For much of the recording, the snakes are seen wrestling and pushing one another onto the ground near a bedroom closet as they occasionally hiss at each other. While Fields does eventually end the livestream and remove the fighters from the home, one question remained unanswered: Where is the lady snake hiding? In the ceiling? Walls? Toilet bowl?
The world may never know until she either comes crashing through another portion of the ceiling or makes an appearance at another home in the community.
With September being mating season for snakes in Australia, experts are strongly urging untrained locals not to remove any reptiles they find in their homes themselves, lest they get bitten.

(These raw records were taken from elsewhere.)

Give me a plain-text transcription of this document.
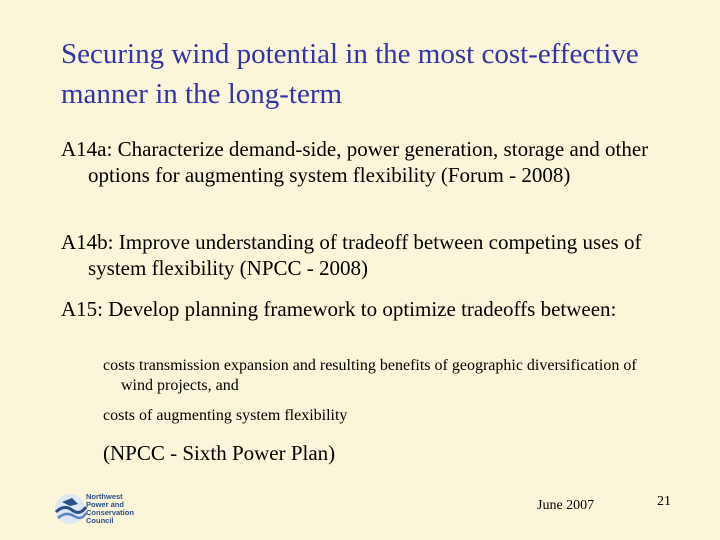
Securing wind potential in the most cost-effective manner in the long-term
A14a: Characterize demand-side, power generation, storage and other options for augmenting system flexibility (Forum - 2008)
A14b: Improve understanding of tradeoff between competing uses of system flexibility (NPCC - 2008)
A15: Develop planning framework to optimize tradeoffs between:
costs transmission expansion and resulting benefits of geographic diversification of wind projects, and
costs of augmenting system flexibility
(NPCC - Sixth Power Plan)
Northwest
Power and
Conservation
Council
June 2007	21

"They are hungry and probably a bit grumpy… we find most of the time when people get hurt by snakes they are either trying to kill them or catch them," Deb Kelly, a snake catcher in South Australia, told Seven News. "Virtually everywhere we've got snakes — all through the suburbs, all through the hills… anywhere in South Australia, you'll find snakes."
Kelly suggested that if residents get bitten, they should prepare for the worst scenario possible. "Assume it is venomous and that you are going to die if you don't get medical assistance," she said.
A total of three people have died from snake bites in Australia so far this year, according to Seven News. Two of the deaths were caused by eastern brown snakes, an extremely venomous species native to Australia.